Continuo ad analizzarvi gli studi in merito. Sembrerebbe, anche, che i dipendenti più felici siano quelli più fragili emotivamente, maggiormente inclini a cali emotivi: dipendono, infatti, dai riconoscimenti e dalle rassicurazioni e vivono male, molto male, un mancato raggiungimento di un obiettivo. Ciò che è confermato è che i lavoratori contenti e motivati sono quelli che si ammalano di meno e accettano di buon grado la perdita dei propri diritti personali. Siamo arrivati al nocciolo della questione. Ecco perché le aziende ricercano la felicità come interpretassero Chris Gardner (Will Smith), nella Ricerca della felicità di Gabriele Muccino: «Tesoro, tu sei felice? Perché se sei felice tu, io sono felice ed è questo quello che conta!». Conta perché quelli felici sono i dipendenti meno costosi, più stai bene, più stai bene, fisicamente e mentalmente.
NEL LAVORATORE SI INNESCA UN MECCANISMO DI AUTOSFRUTTAMENTO
Più stai bene, più ti presti, aumentano i livelli di dedizione. Questo vuol dire taglio dei costi del turnover del personale, della compensazione e del reclutamento. Secondo Gallup negli Usa tali costi si aggirano tra i 438 mila e i 4 milioni di dollari all’anno per una ditta con 100 impiegati. E, ultimo ma non ultimo, non esiste strumento migliore della felicità per controllare le persone e sottometterle. Un dipendente felice farà meno caso alle condizioni di lavoro, al salario, e tollererà maggiormente lo sfruttamento attraverso l’autosfruttamento.

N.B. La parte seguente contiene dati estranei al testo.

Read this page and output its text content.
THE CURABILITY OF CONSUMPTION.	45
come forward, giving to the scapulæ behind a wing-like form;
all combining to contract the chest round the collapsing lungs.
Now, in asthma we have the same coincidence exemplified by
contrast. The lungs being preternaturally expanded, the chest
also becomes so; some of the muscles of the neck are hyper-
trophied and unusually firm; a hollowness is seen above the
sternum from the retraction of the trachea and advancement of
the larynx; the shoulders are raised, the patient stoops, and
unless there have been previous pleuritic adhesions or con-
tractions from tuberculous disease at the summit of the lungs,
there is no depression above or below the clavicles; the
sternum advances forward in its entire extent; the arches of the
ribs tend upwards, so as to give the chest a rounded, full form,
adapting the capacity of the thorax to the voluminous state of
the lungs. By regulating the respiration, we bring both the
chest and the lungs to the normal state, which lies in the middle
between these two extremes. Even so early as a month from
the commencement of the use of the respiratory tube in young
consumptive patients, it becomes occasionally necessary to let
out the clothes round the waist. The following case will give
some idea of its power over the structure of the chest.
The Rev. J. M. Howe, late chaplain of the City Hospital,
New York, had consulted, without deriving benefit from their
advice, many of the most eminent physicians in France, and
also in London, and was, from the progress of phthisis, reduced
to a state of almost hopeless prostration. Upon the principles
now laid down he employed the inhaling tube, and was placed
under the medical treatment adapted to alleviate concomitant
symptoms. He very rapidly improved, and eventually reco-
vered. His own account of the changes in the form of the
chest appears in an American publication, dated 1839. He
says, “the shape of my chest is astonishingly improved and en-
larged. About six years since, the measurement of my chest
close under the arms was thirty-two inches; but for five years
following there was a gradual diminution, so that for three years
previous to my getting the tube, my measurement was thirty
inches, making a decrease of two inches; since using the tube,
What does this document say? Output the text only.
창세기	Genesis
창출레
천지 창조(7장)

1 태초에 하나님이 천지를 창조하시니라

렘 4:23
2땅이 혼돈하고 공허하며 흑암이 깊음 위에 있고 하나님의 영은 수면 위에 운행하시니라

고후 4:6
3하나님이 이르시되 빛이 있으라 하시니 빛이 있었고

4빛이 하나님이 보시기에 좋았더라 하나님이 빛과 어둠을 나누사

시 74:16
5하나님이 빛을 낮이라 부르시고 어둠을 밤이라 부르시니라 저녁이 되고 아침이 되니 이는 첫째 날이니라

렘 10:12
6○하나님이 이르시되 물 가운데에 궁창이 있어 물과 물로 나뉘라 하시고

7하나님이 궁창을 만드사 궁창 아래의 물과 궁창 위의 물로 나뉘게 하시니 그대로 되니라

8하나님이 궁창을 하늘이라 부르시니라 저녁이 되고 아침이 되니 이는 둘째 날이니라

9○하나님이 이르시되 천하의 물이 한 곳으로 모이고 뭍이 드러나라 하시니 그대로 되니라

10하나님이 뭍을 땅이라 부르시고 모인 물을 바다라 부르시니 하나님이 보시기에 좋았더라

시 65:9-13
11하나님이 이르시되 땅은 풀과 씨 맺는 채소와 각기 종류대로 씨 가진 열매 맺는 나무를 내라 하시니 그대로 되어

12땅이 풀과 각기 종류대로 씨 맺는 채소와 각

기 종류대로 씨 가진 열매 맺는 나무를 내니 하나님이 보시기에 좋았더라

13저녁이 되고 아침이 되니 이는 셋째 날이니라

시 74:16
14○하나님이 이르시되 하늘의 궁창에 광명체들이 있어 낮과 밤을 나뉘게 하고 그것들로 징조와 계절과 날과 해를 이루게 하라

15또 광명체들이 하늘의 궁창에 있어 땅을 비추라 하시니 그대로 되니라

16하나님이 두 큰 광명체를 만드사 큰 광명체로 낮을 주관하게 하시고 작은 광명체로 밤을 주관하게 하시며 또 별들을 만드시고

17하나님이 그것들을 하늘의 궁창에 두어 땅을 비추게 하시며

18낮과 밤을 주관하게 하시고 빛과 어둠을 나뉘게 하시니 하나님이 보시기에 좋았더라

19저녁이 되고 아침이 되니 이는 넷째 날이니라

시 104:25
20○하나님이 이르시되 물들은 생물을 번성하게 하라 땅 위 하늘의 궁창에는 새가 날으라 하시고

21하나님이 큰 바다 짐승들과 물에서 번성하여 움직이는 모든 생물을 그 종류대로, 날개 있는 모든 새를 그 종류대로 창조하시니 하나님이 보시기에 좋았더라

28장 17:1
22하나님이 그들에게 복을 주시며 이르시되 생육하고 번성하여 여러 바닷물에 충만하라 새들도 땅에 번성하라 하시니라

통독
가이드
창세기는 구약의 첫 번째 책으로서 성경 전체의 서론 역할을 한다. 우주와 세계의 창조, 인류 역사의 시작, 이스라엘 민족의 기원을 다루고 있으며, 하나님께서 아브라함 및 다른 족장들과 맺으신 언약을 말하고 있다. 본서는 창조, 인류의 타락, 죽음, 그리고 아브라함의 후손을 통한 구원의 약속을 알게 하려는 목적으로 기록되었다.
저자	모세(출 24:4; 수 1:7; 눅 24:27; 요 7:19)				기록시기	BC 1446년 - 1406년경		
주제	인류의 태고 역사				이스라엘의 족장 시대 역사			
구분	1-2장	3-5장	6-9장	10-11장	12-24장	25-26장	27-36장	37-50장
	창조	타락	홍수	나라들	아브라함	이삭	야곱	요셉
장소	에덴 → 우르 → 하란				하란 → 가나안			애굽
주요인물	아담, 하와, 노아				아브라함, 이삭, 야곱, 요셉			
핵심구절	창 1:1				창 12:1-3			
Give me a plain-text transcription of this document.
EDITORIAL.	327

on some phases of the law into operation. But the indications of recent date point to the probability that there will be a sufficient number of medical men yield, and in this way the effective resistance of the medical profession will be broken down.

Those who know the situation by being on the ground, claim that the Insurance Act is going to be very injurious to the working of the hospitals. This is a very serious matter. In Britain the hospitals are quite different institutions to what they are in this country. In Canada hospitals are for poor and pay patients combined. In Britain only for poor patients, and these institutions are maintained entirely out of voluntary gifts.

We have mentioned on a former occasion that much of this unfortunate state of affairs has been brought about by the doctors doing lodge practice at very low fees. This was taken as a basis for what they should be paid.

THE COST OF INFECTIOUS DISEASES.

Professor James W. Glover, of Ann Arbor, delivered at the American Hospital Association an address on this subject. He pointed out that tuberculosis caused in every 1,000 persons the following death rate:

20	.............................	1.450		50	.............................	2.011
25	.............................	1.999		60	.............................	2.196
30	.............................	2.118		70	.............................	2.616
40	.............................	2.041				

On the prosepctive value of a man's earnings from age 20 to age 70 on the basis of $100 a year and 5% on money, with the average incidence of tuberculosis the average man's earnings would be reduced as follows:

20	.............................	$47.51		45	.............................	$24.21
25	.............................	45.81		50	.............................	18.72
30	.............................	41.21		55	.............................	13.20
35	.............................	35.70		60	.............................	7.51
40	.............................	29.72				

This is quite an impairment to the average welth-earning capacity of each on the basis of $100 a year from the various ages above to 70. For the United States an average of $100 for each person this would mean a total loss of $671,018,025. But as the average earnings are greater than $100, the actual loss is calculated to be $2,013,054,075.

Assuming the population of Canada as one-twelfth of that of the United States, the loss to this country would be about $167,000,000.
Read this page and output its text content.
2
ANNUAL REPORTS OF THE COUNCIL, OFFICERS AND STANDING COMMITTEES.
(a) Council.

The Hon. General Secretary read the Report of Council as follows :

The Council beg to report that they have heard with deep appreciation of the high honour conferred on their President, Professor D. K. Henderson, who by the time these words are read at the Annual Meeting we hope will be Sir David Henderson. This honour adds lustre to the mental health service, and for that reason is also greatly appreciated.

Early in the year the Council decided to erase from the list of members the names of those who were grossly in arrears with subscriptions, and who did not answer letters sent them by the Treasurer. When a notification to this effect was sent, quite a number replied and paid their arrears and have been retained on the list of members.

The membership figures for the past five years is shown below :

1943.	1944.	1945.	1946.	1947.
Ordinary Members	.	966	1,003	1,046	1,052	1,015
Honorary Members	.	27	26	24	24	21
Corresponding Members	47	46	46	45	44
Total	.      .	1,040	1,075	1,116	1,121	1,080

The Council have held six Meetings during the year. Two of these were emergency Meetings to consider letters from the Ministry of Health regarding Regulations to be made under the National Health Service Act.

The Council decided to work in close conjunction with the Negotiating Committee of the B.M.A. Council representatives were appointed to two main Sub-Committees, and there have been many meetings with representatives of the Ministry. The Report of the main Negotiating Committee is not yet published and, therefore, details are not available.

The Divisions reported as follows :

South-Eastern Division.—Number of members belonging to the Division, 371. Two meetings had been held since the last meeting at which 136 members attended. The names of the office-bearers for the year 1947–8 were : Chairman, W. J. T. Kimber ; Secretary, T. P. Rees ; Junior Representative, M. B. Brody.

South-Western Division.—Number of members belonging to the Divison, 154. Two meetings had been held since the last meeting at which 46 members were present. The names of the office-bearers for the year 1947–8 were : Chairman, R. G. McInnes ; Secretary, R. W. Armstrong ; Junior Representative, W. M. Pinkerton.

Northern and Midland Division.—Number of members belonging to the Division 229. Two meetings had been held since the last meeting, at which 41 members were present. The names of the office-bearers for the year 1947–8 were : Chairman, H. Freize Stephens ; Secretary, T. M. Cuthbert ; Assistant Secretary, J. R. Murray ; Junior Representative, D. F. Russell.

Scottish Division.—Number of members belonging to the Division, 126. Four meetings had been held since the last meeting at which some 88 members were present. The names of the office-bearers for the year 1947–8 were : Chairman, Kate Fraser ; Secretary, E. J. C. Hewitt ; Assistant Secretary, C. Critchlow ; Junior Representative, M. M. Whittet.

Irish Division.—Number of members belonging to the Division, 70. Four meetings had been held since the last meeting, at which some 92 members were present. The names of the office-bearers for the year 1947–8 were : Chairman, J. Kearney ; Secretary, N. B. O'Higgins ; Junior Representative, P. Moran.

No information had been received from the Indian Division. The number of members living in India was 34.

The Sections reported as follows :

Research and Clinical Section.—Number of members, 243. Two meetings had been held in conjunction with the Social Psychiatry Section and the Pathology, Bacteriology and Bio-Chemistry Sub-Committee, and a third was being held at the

Meccanismo complesso la mente, che le aziende hanno imparato (da decenni e più) a regolare. Riescono a trasformare ciò che è necessario, necessità di lavoro, in una fonte di libido e consacrazione personale. È la sottomissione, mai citata a voce alta, ciò a cui mirano attraverso la felicità. Il culmine della felicità, per dirla alla Michel Houellebecq, consiste allora nella sottomissione più assoluta. L’oblio di sé stessi che rende veramente felici le aziende. Rinunciare a sé stessi, alla libertà, per essere felici è ciò che dicono. Stanno sviluppando l’happycracy, un nuovo modello di governo delle masse. Sembra follia. Erano felici anche le folle dei regimi totalitari, questo fa riflettere.